Bizim Vartevor da uzun yıllar öncesinin, geçmiş hayatlarımızın izlerinin en renkli günlerinden biri. Birkaç gün sürmesine kimse engel olmadığı gibi, şimdilerde de yaşatmak için şenlikler, festivaller düzenlenen bir etkinlikler toplamı... En gözde günlerimizden biri ama, henüz unutulmasa da, pek çok gelenek ve görenek gibi, bir bilene sorulması gereken günlük hayat ritüellerimizden biri... Adı ve anısı yaşatılsın diye uğraşılır ama gerçekte nedir, ne kadar bizimdir ve geleceğe taşınmalıdır soruları bi’miktar ortadadır. Pek çok başka Hemşin ritüelinin hızla geride kalıyor olması gibi... Teknoloji, televizyon ve hayattan beklentiler artıp değişince, herhangi bir uluslararası şampiyonayı izlemek, onun üzerine konuşmak, daha çok beklenen ve heyecanla özlenen şeyler olabiliyor. Oldu da.

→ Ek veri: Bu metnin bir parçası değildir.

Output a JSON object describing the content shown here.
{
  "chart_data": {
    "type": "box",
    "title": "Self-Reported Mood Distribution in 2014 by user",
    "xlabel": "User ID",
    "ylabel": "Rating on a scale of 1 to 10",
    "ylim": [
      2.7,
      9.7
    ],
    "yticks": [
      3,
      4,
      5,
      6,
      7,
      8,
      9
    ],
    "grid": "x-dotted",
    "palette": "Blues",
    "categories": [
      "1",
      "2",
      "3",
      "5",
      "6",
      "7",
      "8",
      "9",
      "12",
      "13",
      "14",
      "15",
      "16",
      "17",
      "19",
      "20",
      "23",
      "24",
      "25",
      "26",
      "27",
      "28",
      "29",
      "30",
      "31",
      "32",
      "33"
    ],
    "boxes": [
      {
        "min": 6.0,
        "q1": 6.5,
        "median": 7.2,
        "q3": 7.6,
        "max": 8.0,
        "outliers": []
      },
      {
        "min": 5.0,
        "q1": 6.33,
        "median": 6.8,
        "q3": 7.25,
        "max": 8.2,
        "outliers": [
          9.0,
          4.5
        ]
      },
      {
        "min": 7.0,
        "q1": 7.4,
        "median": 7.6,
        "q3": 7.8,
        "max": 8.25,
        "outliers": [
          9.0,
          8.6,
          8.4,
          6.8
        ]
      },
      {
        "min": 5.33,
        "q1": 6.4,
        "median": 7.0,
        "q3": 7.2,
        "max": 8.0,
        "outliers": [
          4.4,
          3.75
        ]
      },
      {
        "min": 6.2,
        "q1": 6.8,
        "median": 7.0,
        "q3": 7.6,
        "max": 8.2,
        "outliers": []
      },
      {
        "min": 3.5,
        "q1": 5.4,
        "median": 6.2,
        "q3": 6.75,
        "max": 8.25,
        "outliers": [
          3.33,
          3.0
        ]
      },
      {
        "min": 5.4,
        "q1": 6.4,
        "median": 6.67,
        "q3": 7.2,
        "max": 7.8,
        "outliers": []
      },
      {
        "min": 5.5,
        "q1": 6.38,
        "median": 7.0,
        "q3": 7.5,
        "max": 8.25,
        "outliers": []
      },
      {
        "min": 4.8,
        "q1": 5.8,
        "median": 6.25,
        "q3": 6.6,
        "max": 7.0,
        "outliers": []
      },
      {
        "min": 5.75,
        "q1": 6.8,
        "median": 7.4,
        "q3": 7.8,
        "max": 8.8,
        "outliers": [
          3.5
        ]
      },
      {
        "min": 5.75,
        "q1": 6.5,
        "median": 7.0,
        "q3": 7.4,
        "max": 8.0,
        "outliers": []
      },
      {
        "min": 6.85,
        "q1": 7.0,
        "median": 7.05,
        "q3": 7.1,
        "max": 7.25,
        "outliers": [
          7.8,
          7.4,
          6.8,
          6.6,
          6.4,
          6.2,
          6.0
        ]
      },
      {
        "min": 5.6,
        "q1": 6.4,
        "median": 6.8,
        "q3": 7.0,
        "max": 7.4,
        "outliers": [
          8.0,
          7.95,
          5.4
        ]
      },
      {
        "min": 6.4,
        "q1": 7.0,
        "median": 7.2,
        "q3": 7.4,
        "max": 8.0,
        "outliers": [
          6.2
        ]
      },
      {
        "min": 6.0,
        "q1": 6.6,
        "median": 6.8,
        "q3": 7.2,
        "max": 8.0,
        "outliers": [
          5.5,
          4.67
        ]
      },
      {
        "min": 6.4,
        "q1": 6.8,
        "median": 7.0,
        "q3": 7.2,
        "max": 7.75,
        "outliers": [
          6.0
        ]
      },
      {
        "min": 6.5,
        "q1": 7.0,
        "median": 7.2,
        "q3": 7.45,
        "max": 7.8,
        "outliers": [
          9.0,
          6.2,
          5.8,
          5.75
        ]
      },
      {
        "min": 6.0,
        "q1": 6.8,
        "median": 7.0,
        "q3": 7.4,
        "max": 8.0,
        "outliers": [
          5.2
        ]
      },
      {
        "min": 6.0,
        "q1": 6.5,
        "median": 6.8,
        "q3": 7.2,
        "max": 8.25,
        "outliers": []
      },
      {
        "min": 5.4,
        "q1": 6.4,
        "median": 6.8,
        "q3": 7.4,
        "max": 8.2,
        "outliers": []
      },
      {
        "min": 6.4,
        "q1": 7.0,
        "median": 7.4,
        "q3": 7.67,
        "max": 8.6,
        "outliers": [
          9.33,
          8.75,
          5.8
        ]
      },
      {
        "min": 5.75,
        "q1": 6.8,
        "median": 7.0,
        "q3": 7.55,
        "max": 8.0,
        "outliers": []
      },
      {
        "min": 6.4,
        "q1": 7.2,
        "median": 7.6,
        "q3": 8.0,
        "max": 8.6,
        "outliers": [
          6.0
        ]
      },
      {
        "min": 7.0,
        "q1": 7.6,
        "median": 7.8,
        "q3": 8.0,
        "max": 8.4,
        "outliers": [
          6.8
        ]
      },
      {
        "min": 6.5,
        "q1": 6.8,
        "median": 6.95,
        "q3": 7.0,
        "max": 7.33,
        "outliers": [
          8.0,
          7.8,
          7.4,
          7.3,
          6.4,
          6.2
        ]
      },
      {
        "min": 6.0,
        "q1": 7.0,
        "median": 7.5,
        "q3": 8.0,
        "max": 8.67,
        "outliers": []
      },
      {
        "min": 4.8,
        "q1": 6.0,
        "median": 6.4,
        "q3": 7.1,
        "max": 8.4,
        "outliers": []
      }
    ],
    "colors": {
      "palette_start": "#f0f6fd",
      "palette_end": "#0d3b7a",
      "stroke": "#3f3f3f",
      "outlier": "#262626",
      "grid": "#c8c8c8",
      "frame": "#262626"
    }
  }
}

‘Vartevor’ genel bir isimdir ama Hemşinlilik kültürünün başladığı coğrafyamızın en batısındaki Çayeli/Senoz’da ‘behur’ derler. Ot biçme ile hasat toplama günleri arasında aynı yaylaya giden köyler, kararlaştırılmış bir günde ve herkese uygun ortak bir noktada buluşurlardı. En güzel elbiseler giyilirdi. Katırlar güzelce süslenir, tayların altına çırnaklar takılır, alınlarına aynalı alınlıklar, boyunlarına püsküllü boyunluklar takılırdı. Hava güneşliyse renkli şemsiyeler açılır, güle oynaya gidilirdi yaylaya. Yol boyunca tulumcu eşliğinde horonlar oynanır, türküler söylenirdi. Yayladan görünmeyen bir toplanma yerinde herkes birbirini beklerdi ve tulum eşliğinde yaylaya doğru yürünürdü. Her köyün pagları farklı yerlerdeydi; ayrım yerinden önce yayladakiler, aşağıdan gelenler yukarıdan mermi yakardı ama ayrım yerinden sonra bu kez de gelenler birbirleriyle mermi rekabetine girerlerdi. Behurlar gençlerin birbirini tanıdığı, sevdalık ettiği, özel zamanlardı. Belli yerlerde toplanılıp eğlenilir, öküz dövüşleri düzenlenirdi – hem kendi aralarında, hem de komşu yaylalarla.

Bunu eskiden Vartevor şenlikleri bağlamında yapardık ama pek çok nedenle benzer etkinlikler hâlâ yapılır. Düğün dernek işleri de buna benzer.

Bizlerde, Ermeni kardeşlerimizde olduğu gibi ‘su’lu şakalar olmaz, yoktur. Ama Vartevor’un bereketi temsil eden bir gün olduğu bilinir ve bu güne bu bağlamda sahip çıkılır.